The CEO of Mozilla Foundation's new Mobile Messaging subsidiary said the company is focusing its attention on producing the next version of its open-source email tool, Thunderbird 3.0.

David Ascher, CEO of the just-named Mozilla Messaging, said that the company's short-range goal is to have Thunderbird 3.0 in final form by the end of 2008, although the exact timing will depend on, among other things, the number of volunteers who flock to the project.

Claiming that "email is broken", Ascher said that Thunderbird 3.0 would build on the already-available Version 2.0 but add features such as calendaring, better and faster search, and a wide range of user-interface and usability improvements.

Mozilla won't be starting from scratch or working alone. The calendar addition, for example, will be based on the Lightning extension, which is currently at Version 0.7, and it will integrate scheduling and tasks with Thunderbird. Lightning was last updated in October 2007.

On search, Mozilla may collaborate with Qualcomm, owner of Eudora, a long-established proprietary email program that was abandoned in 2006. Qualcomm will produce a new Eudora based on Thunderbird's open-source code, said Ascher. But it may make sense for the two companies to work together on small-scale projects, like search, that both could share.

Mozilla Messaging arises from decisions made last July, when Mozilla - then the only for-profit subsidiary of the non-profit Mozilla Foundation - stunned Thunderbird users by announcing that it would sever ties with email development. In explaining the decision, then-CEO Mitchell Baker said that Mozilla's first priority is Firefox. "Mozilla doesn't focus on Thunderbird as much as we do browsing and Firefox, and we don't expect this to change in the foreseeable future," she said at the time.

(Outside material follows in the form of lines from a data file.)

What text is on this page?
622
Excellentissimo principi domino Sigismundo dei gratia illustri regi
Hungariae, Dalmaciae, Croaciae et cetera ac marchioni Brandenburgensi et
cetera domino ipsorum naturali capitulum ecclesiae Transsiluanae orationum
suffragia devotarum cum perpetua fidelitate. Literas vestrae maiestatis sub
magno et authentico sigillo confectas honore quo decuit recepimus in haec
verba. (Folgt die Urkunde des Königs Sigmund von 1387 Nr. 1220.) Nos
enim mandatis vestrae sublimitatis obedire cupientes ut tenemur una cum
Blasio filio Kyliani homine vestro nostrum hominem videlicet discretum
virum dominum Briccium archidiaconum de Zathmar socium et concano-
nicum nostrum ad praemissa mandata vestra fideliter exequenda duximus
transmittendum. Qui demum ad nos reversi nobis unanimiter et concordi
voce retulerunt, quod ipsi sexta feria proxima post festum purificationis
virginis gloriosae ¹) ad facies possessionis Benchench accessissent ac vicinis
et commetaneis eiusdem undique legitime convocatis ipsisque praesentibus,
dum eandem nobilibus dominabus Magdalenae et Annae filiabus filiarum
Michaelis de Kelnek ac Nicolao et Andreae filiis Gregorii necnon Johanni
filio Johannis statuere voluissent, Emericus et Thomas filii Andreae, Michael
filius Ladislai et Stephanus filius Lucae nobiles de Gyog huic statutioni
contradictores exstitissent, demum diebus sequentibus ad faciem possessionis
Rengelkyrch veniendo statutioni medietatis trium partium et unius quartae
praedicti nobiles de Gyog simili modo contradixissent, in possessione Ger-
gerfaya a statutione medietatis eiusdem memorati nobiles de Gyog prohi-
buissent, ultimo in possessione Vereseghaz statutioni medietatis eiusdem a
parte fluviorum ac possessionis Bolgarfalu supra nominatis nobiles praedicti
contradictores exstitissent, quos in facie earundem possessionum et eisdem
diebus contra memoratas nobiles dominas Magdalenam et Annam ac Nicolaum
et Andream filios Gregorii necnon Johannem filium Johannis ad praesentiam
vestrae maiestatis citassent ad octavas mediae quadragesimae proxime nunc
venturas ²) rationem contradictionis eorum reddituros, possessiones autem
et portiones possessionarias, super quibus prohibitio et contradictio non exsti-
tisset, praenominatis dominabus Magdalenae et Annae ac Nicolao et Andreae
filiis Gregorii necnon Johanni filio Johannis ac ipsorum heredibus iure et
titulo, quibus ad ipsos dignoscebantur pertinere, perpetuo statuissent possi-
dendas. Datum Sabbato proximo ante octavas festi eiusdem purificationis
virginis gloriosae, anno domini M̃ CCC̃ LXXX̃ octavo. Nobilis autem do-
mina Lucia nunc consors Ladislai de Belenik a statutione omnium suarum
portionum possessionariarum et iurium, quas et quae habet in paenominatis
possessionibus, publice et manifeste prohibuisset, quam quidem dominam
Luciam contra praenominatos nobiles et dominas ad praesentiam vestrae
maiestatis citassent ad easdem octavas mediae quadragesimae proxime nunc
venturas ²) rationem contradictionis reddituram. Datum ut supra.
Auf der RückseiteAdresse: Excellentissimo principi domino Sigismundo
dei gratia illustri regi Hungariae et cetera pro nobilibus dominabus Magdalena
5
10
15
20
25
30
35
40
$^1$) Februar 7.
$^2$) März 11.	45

Thunderbird, she added, should be cut loose "to determine its own destiny".

By September, Mozilla had seeded the new venture with $3m in start-up funds, and Ascher had been tapped to head the spin-off, dubbed 'MailCo' at the time for lack of a real name.

When Mozilla booted Thunderbird, users worried that the departure of the software's only two paid developers meant the client was doomed; neither chose to stay when the program was spun from Mozilla. Ascher said those fears had proved unfounded. "It wasn't hard to recruit," he said. "People were excited about the opportunity to work as part of a Mozilla [Foundation] project." A "handful" of developers are on the payroll, Ascher said, but like its Mozilla Corp sibling, Mozilla Messaging will heavily rely on unpaid programmers, testers and designers.